The FCA has published new rules and guidelines on listing special purpose acquisition companies, or SPACs, on the UK’s Official List. The revised Listing Rules follow a consultation launched earlier this year amid concerns identified in Lord Hill’s Listing Review recommendations that the UK has fallen behind in attracting ‘blank cheque’ vehicles of this kind to list on its markets. As outlined in the FCA consultation, the changes seek to address a specific obstacle identified in the current rules – the presumption that a SPAC’s listing should be suspended once it has identified a proposed acquisition target. The FCA’s new guidelines remove this presumption, provided the SPAC complies with certain criteria at the time of its IPO and in the lead up to the acquisition.

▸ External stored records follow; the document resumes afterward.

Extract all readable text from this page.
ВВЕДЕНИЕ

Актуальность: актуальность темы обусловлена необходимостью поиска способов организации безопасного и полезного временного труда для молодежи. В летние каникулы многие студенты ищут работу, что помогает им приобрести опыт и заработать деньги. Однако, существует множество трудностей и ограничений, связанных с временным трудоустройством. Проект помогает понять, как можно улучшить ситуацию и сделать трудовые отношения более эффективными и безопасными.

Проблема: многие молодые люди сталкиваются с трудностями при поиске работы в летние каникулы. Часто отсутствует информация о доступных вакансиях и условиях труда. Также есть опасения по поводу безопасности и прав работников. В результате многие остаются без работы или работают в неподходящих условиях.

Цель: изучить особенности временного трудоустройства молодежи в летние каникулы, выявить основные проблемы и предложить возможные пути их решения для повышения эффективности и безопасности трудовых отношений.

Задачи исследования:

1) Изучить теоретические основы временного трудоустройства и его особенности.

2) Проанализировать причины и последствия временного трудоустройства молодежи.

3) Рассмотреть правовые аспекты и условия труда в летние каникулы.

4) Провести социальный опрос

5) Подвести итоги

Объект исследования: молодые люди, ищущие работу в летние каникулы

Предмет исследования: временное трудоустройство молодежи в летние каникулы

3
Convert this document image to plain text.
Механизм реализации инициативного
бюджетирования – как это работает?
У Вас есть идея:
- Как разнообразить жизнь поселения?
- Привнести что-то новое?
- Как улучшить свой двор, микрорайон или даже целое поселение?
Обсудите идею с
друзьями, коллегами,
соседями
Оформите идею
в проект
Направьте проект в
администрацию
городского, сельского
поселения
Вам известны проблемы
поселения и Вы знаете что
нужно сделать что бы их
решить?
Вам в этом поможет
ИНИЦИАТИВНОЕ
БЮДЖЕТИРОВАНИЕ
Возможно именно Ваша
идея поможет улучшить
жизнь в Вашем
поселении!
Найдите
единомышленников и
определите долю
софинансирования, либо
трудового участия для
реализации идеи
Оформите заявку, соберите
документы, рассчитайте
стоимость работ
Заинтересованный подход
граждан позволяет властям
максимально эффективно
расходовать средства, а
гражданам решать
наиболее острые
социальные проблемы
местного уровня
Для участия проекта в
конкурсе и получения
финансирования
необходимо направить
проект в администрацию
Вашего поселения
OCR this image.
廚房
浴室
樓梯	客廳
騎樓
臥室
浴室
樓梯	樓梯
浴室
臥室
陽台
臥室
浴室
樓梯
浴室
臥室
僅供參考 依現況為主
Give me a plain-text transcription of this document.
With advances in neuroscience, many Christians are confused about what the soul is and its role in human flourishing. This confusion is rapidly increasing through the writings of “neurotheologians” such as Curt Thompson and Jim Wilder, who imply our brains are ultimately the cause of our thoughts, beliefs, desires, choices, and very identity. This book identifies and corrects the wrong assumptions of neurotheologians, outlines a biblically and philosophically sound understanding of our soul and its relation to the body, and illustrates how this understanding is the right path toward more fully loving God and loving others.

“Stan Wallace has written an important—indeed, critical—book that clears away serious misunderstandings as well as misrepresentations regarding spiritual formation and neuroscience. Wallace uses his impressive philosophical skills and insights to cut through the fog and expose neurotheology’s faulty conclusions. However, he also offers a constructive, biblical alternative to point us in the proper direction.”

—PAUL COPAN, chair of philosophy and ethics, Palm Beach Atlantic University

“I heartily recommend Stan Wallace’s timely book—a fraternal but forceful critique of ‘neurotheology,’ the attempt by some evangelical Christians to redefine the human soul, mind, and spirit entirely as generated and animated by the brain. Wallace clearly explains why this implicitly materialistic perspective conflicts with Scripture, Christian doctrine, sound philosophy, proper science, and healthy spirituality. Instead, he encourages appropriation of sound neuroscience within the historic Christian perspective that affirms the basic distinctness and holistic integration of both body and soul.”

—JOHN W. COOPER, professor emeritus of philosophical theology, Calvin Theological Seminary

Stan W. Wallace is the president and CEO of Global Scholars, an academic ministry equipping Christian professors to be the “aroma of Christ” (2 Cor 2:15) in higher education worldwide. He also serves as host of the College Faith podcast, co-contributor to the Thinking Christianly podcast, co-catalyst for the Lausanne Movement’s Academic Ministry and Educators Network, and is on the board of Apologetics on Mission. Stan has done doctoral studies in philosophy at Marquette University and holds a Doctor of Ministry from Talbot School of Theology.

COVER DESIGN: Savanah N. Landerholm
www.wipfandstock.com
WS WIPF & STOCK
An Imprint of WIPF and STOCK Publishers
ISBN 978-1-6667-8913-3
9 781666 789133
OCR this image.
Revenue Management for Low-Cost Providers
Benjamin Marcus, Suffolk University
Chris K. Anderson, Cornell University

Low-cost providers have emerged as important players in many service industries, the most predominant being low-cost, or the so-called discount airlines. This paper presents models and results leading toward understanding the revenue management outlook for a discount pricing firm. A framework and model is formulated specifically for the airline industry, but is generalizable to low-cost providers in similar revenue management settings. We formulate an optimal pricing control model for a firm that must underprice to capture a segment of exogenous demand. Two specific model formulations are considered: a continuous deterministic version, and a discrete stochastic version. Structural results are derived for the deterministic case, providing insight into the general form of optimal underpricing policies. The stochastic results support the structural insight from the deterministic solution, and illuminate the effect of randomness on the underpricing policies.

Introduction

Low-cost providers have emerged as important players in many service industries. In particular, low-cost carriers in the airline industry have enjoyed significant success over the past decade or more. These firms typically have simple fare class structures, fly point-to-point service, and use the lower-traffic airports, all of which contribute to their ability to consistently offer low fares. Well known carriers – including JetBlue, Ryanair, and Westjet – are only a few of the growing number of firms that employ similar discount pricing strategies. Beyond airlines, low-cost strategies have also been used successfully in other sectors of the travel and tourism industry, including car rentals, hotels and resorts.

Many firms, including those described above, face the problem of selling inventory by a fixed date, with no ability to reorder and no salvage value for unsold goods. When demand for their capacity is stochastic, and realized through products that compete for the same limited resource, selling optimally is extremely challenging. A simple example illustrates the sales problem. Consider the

Autoren: Delphine Currie James F. Wilkinson Edmund Tyler

The SPAC proposition

SPACs are a relatively straightforward concept, involving the establishment of a new company by a team of experienced promoters with the objective of raising equity finance in conjunction with a stock market listing, and then deploying these funds to acquire a suitable business. A SPAC has no business or assets other than the cash raised, which must be used within a limited timeframe to make a substantial acquisition (called a ‘de-SPAC’). If a suitable target is not identified, the SPAC must be wound up and the funds returned to investors.

At the heart of the structure’s appeal is the speed and certainty it offers for a target seeking an IPO, in comparison to a traditional flotation. With the funds already raised, management can avoid the lengthy timescales and uncertainty involved in a traditional IPO and accompanying investor roadshow, and limit the negotiations on price to a smaller group of stakeholders.